Activity: (This should take about 10 minutes to complete)
Write a list of the most influential people in your life. They could be your family, friends, community members or school teachers.
Imagine that person. Think about a time that symbolises what that person means to you.
Draw/ sketch/doodle/write notes about that person. Whatever you do, allow the memory of them to come into your mind.
When you are ready, write about that person and the memory of them that comes to mind.
Modelled response
My grandfather sat on the verandah, watching over his hoard of grandchildren who descended on his quiet lawn every summer. For years he had watched us with that half smile, frown that I had inherited from him.
The call had been made by my boisterous cousin, the one who with the wicked temper chased my brother up the street the day before for telling him he could not ride a bike to save himself. All the kids chased after the two of them, my brother being too quick, thankfully, avoiding another almighty display of roguery on the quiet suburban streets.
The call echoed through the house. I dropped my toast on the table, beside the plate, and raced to the front lawn to be the first on one of the two bikes. To the lake, the chanting grew as the momentum for the adventure sunk in. I roughly picked up the handle bars and while in motion, jumped onto the seat. I rode low on account of the youngest cousin being the last to use it. My knees pushed up beside my torso as I struggled to move past the letter box at the end of the concrete driveway.
I zig zagged my way out of the street across the neighbour’s front lawn, turning back to see my cousins flying out the front door, jumping over the verandah, crashing into the small garden my grandmother tended meticulously.
My grandfather laughed, elated by the excitement. My grandmother stood half way in between the creaky screen door, with a tea towel in one hand, calling out to leave her precious garden alone. More grandchildren rushed passed her following the same route as the last.

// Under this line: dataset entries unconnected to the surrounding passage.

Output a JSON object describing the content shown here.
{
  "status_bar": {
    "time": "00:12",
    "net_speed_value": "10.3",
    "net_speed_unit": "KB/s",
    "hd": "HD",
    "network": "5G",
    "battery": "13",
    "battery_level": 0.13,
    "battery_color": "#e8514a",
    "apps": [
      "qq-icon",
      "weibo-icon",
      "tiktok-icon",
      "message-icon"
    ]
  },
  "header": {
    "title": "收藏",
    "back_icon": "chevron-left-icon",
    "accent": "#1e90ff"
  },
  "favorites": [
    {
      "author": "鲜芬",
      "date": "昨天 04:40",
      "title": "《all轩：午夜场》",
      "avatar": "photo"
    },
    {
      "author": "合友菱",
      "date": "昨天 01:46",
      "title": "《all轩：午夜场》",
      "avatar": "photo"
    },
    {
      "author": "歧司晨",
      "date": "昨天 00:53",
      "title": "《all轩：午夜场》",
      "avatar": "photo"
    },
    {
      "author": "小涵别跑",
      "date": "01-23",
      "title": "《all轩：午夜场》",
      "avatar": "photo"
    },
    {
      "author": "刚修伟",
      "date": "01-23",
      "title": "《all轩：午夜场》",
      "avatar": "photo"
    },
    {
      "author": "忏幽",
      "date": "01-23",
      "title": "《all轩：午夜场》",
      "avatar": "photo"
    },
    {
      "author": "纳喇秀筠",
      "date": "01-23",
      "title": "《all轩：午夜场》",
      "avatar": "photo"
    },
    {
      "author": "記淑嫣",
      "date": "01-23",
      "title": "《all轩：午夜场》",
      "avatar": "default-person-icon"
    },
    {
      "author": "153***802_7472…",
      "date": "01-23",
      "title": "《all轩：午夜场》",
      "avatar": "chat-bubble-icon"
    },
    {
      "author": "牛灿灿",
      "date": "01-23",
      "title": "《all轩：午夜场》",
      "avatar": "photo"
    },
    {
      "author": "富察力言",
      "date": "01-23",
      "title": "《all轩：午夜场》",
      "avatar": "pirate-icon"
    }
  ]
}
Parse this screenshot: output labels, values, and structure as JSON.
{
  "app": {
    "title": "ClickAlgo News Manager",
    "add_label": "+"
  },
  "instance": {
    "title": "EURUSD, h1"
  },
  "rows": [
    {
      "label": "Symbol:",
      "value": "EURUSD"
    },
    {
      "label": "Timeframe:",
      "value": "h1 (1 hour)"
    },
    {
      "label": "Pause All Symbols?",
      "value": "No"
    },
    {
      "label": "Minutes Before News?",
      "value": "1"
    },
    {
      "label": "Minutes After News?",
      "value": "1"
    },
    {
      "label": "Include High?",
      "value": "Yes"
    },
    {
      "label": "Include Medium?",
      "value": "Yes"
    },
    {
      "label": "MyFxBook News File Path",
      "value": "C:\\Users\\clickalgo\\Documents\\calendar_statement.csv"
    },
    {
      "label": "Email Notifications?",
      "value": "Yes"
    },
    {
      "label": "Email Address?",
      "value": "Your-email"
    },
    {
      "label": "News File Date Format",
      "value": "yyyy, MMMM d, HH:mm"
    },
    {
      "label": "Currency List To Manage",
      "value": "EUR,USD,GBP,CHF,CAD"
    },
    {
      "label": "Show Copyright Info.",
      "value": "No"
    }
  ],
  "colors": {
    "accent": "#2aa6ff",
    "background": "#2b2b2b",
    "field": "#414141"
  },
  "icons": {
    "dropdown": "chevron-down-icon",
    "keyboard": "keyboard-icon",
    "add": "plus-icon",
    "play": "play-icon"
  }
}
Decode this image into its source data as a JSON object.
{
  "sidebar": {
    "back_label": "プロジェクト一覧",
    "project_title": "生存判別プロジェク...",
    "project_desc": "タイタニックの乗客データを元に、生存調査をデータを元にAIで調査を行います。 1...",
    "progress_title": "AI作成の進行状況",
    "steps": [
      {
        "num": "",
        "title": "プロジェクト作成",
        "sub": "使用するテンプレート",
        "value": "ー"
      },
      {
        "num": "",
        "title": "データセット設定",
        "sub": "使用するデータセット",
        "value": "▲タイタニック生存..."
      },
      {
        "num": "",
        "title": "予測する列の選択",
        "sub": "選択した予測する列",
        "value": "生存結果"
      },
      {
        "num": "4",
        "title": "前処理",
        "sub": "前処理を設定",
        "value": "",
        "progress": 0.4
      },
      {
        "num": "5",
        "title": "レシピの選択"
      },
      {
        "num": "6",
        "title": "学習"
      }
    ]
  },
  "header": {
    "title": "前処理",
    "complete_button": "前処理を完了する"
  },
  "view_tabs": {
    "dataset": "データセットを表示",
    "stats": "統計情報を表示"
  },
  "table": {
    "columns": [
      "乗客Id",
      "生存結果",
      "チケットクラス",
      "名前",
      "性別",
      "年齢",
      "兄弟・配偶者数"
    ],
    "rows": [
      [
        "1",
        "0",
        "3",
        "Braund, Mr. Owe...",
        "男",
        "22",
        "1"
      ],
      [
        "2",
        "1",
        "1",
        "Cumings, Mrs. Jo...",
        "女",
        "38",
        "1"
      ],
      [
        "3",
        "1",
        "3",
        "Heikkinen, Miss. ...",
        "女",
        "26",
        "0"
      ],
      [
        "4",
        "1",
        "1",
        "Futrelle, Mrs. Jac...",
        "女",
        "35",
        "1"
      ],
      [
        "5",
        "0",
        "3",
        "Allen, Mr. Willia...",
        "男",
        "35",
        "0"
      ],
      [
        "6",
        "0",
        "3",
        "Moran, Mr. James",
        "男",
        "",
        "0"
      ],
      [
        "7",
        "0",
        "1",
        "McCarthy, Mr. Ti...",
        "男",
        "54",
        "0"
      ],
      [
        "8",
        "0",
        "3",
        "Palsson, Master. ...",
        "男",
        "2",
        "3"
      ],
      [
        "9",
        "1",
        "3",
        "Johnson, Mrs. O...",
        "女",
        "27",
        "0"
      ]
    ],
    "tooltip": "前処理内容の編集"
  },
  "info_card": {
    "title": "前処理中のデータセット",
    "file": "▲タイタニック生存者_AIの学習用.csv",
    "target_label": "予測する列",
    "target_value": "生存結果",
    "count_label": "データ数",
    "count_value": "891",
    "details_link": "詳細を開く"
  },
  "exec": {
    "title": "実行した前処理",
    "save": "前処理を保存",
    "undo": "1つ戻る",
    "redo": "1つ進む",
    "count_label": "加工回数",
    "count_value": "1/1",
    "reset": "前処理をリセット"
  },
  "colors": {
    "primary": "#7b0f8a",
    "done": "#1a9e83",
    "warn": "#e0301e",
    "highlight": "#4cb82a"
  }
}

I out in front, peddled madly, turning constantly to ensure they had not made enough ground to catch up to me. I knew the drill, first to be immersed in the lake was the winner and everyone else was a rotten egg. Having been a rotten egg many times before, this was my chance.
By this stage I was out on my own, not a relative in sight. I arrived at the foot of the lake, swung the bike from under me, ripped of my smock and dived into the water.
When I came to, in front of me was a black swan, bobbing up and down in the water like a buoy, disturbed by my sudden entry into the water. Its rounded body glossed in the sunlight, an oily black of beauty and serenity. Above the mound of its belly a tiny patch of red baked in the sunlight.